You see, the key point here is that the students were actually learning, noisy as they were. They had difficulty with the material at first, but always scored above 90 percent on their vocabulary and grammar quizzes. Some of them even wrote decent essays.

Over the summer, then, our relationship developed into one of mutual respect. I learned to exercise more control in the classroom. But at the same time, I came to enjoy my students' energy and good humor. I appreciated how they teased each other in a friendly way, without any of the physical intimidation that I remembered from junior high. I admired the way they combined Internet-savviness with a traditional attention to pencil-and-paper assignments.

And I must say that when the summer session came to an end, I was incredibly relieved that I wouldn't have to deal with them anymore. In fact, the whole experience made me doubt if I ever wanted to have children.

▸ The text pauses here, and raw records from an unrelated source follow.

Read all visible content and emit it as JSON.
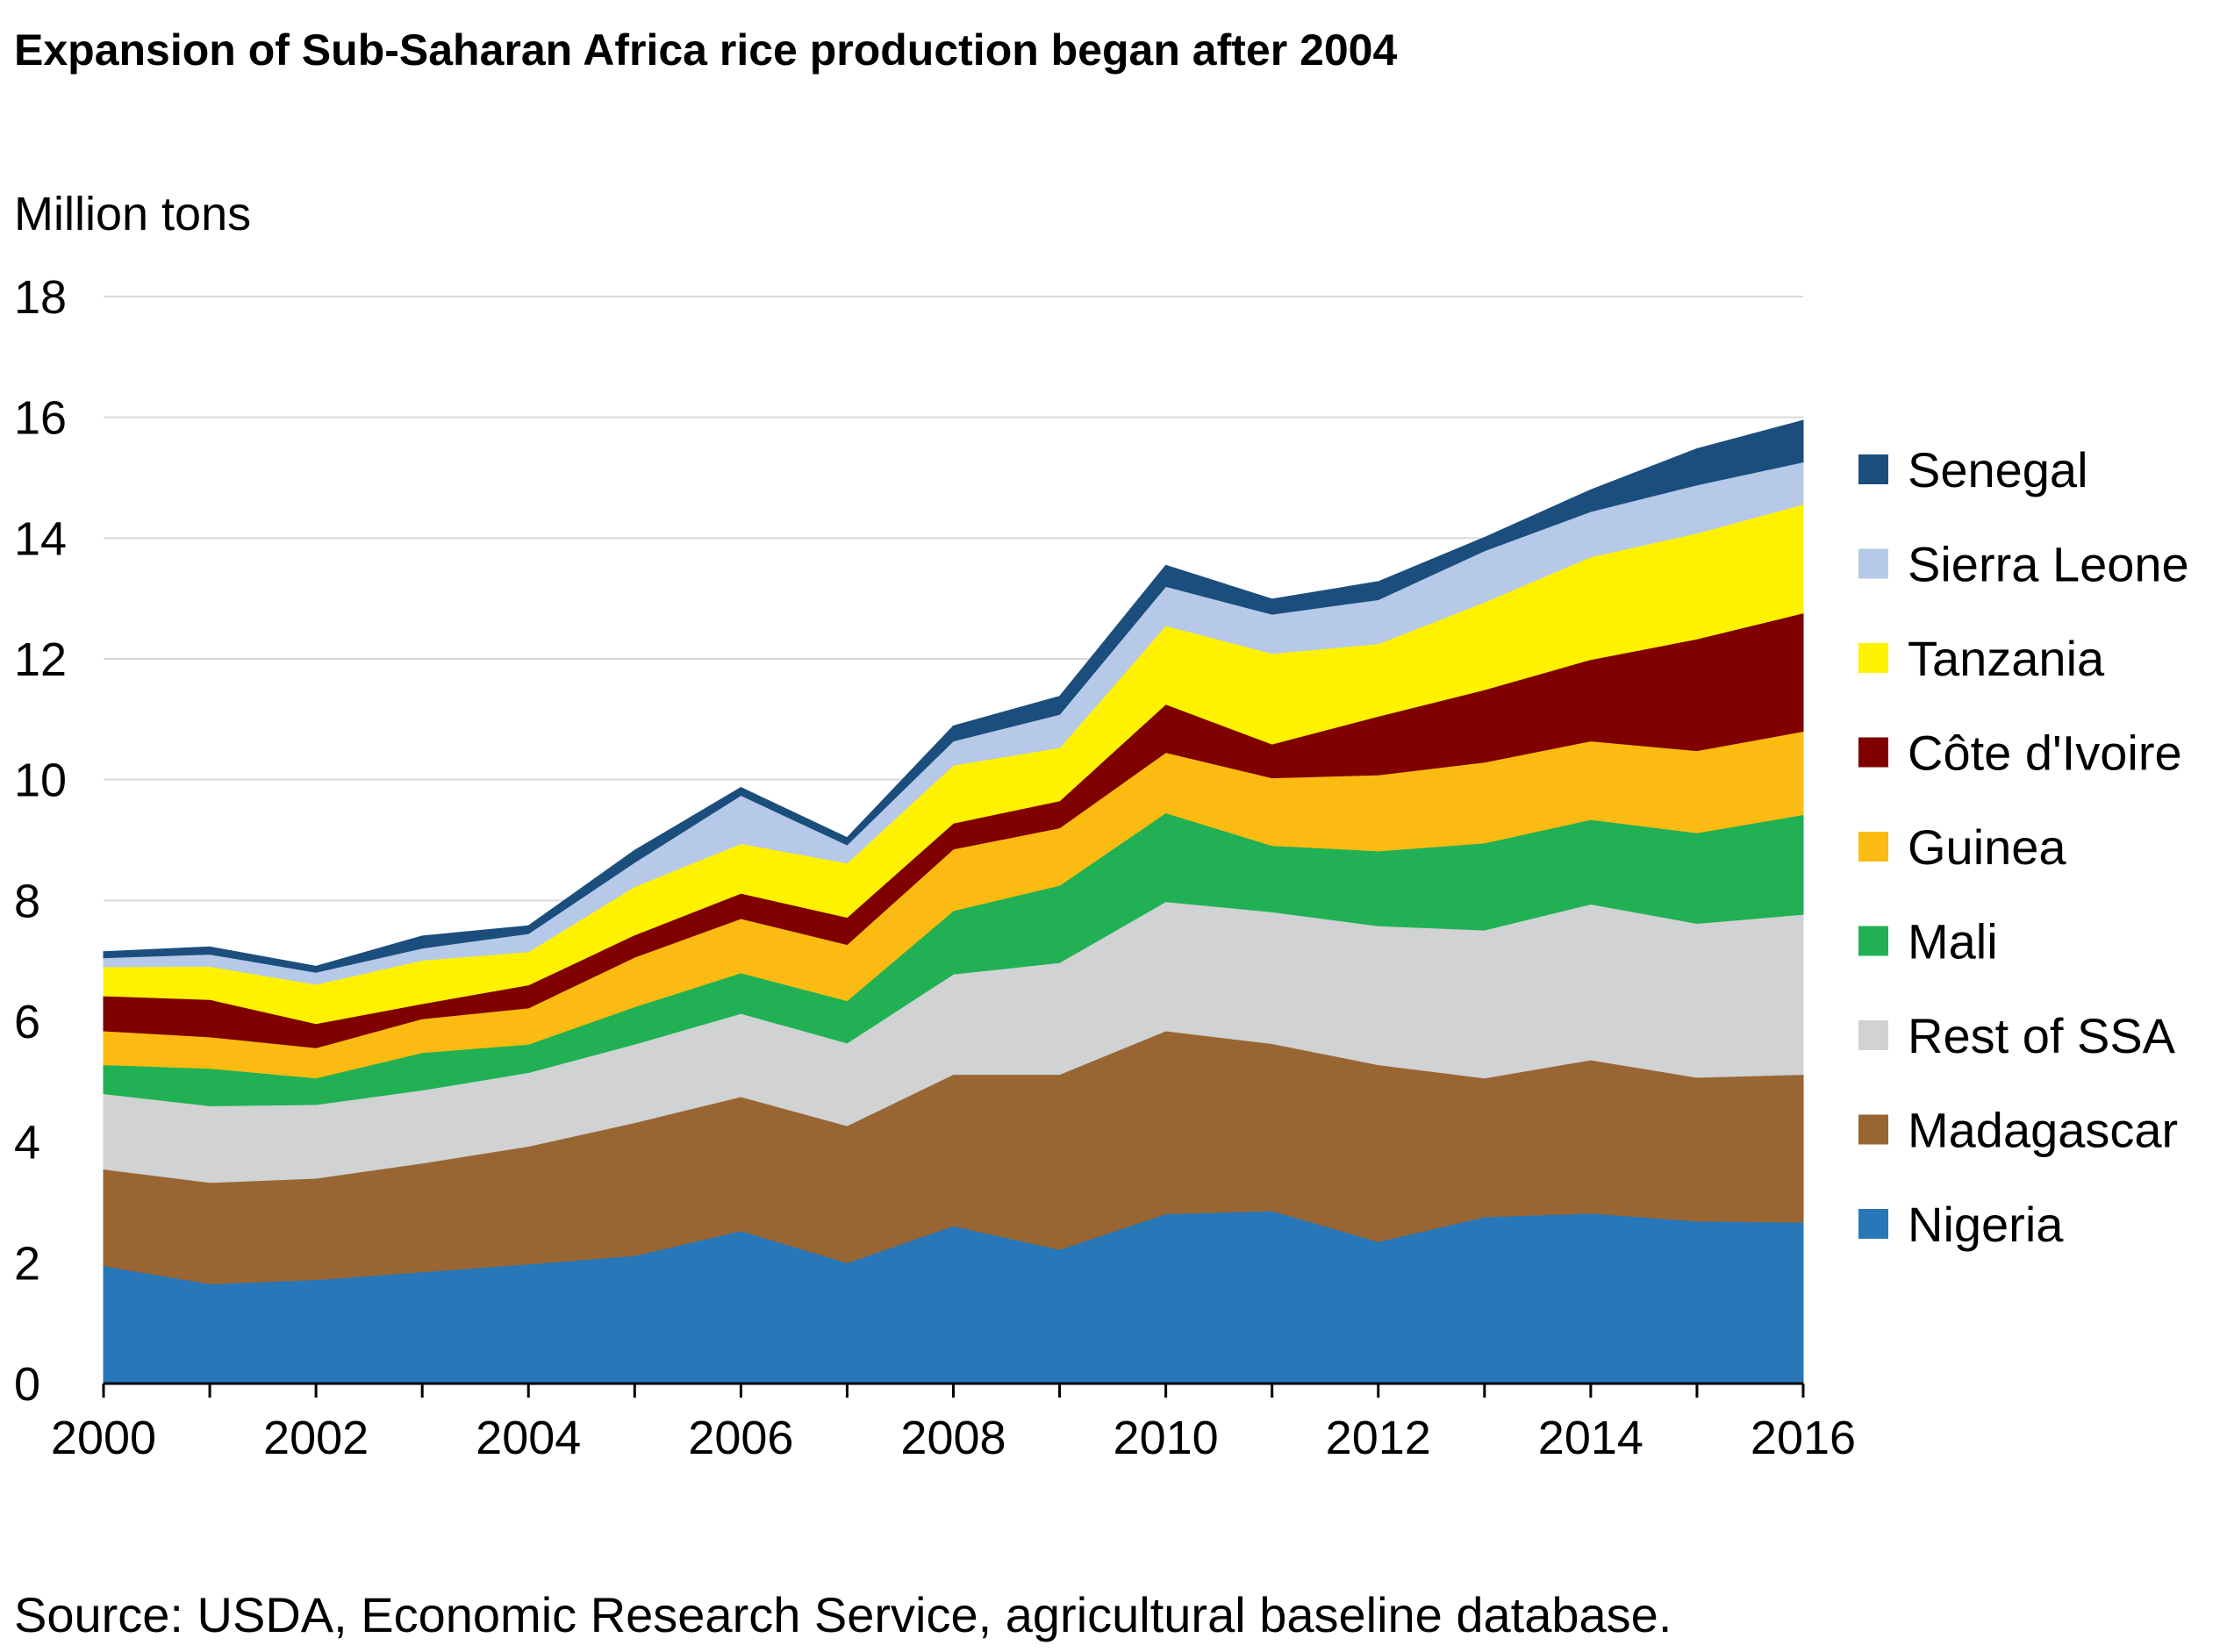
{
  "title": "Expansion of Sub-Saharan Africa rice production began after 2004",
  "source": "Source: USDA, Economic Research Service, agricultural baseline database.",
  "chart_data": {
    "type": "area",
    "stacked": true,
    "title": "Expansion of Sub-Saharan Africa rice production began after 2004",
    "ylabel": "Million tons",
    "xlabel": "",
    "ylim": [
      0,
      18
    ],
    "yticks": [
      0,
      2,
      4,
      6,
      8,
      10,
      12,
      14,
      16,
      18
    ],
    "xlim": [
      2000,
      2016
    ],
    "xticks": [
      2000,
      2002,
      2004,
      2006,
      2008,
      2010,
      2012,
      2014,
      2016
    ],
    "grid": "horizontal",
    "legend_position": "right",
    "x": [
      2000,
      2001,
      2002,
      2003,
      2004,
      2005,
      2006,
      2007,
      2008,
      2009,
      2010,
      2011,
      2012,
      2013,
      2014,
      2015,
      2016
    ],
    "series": [
      {
        "name": "Nigeria",
        "color": "#2777b9",
        "values": [
          1.95,
          1.65,
          1.72,
          1.85,
          1.98,
          2.12,
          2.53,
          2.0,
          2.61,
          2.22,
          2.81,
          2.86,
          2.35,
          2.76,
          2.82,
          2.69,
          2.67
        ]
      },
      {
        "name": "Madagascar",
        "color": "#996633",
        "values": [
          1.6,
          1.68,
          1.68,
          1.8,
          1.95,
          2.2,
          2.22,
          2.27,
          2.51,
          2.9,
          3.03,
          2.77,
          2.93,
          2.3,
          2.54,
          2.38,
          2.45
        ]
      },
      {
        "name": "Rest of SSA",
        "color": "#d0d2d3",
        "values": [
          1.25,
          1.27,
          1.22,
          1.21,
          1.22,
          1.3,
          1.38,
          1.37,
          1.66,
          1.85,
          2.14,
          2.18,
          2.3,
          2.45,
          2.58,
          2.55,
          2.65
        ]
      },
      {
        "name": "Mali",
        "color": "#21b154",
        "values": [
          0.48,
          0.62,
          0.44,
          0.62,
          0.47,
          0.62,
          0.67,
          0.7,
          1.05,
          1.28,
          1.47,
          1.1,
          1.24,
          1.44,
          1.4,
          1.5,
          1.65
        ]
      },
      {
        "name": "Guinea",
        "color": "#fbbb13",
        "values": [
          0.56,
          0.52,
          0.5,
          0.56,
          0.6,
          0.82,
          0.9,
          0.93,
          1.02,
          0.95,
          1.0,
          1.12,
          1.26,
          1.34,
          1.3,
          1.36,
          1.38
        ]
      },
      {
        "name": "Côte d'Ivoire",
        "color": "#800000",
        "values": [
          0.58,
          0.62,
          0.4,
          0.25,
          0.38,
          0.37,
          0.42,
          0.45,
          0.43,
          0.45,
          0.8,
          0.56,
          0.97,
          1.2,
          1.35,
          1.85,
          1.96
        ]
      },
      {
        "name": "Tanzania",
        "color": "#fff200",
        "values": [
          0.48,
          0.55,
          0.65,
          0.72,
          0.55,
          0.8,
          0.82,
          0.9,
          0.96,
          0.88,
          1.3,
          1.5,
          1.2,
          1.45,
          1.7,
          1.75,
          1.8
        ]
      },
      {
        "name": "Sierra Leone",
        "color": "#b6c9e8",
        "values": [
          0.15,
          0.2,
          0.2,
          0.2,
          0.3,
          0.4,
          0.8,
          0.3,
          0.4,
          0.55,
          0.65,
          0.65,
          0.73,
          0.85,
          0.75,
          0.8,
          0.7
        ]
      },
      {
        "name": "Senegal",
        "color": "#1b4e7d",
        "values": [
          0.1,
          0.12,
          0.1,
          0.2,
          0.13,
          0.2,
          0.13,
          0.12,
          0.25,
          0.3,
          0.35,
          0.25,
          0.3,
          0.22,
          0.36,
          0.6,
          0.69
        ]
      }
    ]
  }
}
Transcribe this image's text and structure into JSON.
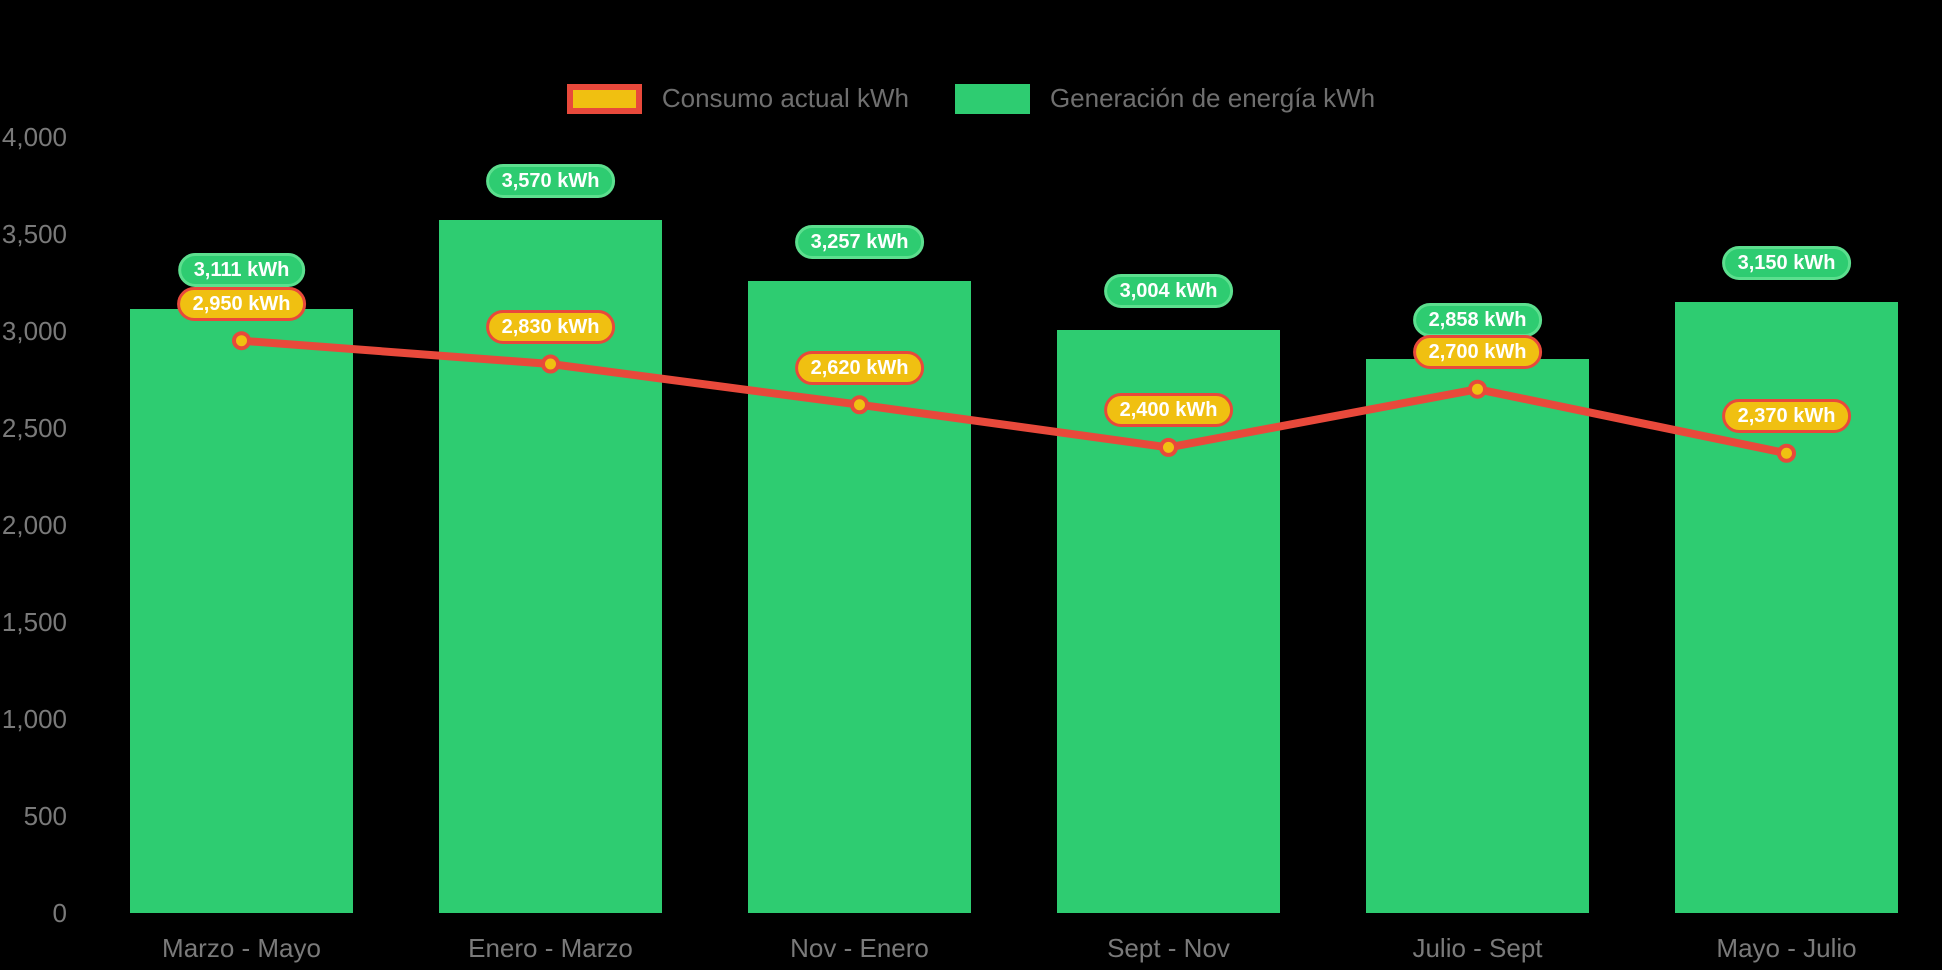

Because accompanying all the good qualities I've listed above were the students' constant demands for attention, attention, and more attention. The Catch-22 of having them lose respect for me when I was too lenient was having them run guilt trips on me when I doled out punishment. In short, I felt like their substitute parent, and on a given day, the schizophrenia of affection and exasperation left me utterly drained. Let's just say I didn't get a whole lot done on my dissertation last summer.

I've always thought that my elementary-school teachers were far more important for my moral and intellectual development than my college professors. So I didn't have any big transformation in my view of American education after teaching this PSAT course, save that I have more respect now for middle- and high-school teachers.

I admire their work. But it's not something I can do myself. In the end, the summer gave me still more motivation to score a job at a college or university. After all, I'll get along with the students better when they've been fully socialized by America's hardworking educators—when Hank's sublimated his energy into high test scores and when Betty's read some Maxine Hong Kingston and Gish Jen, and overcome her literary prejudices.

But I admit I'm looking forward to other perks of an academic job, as well—most important, a regular salary and a few months of escape from America's most precious resource.

Harrison Blake is the pseudonym of a Ph.D. candidate at a research university in the West.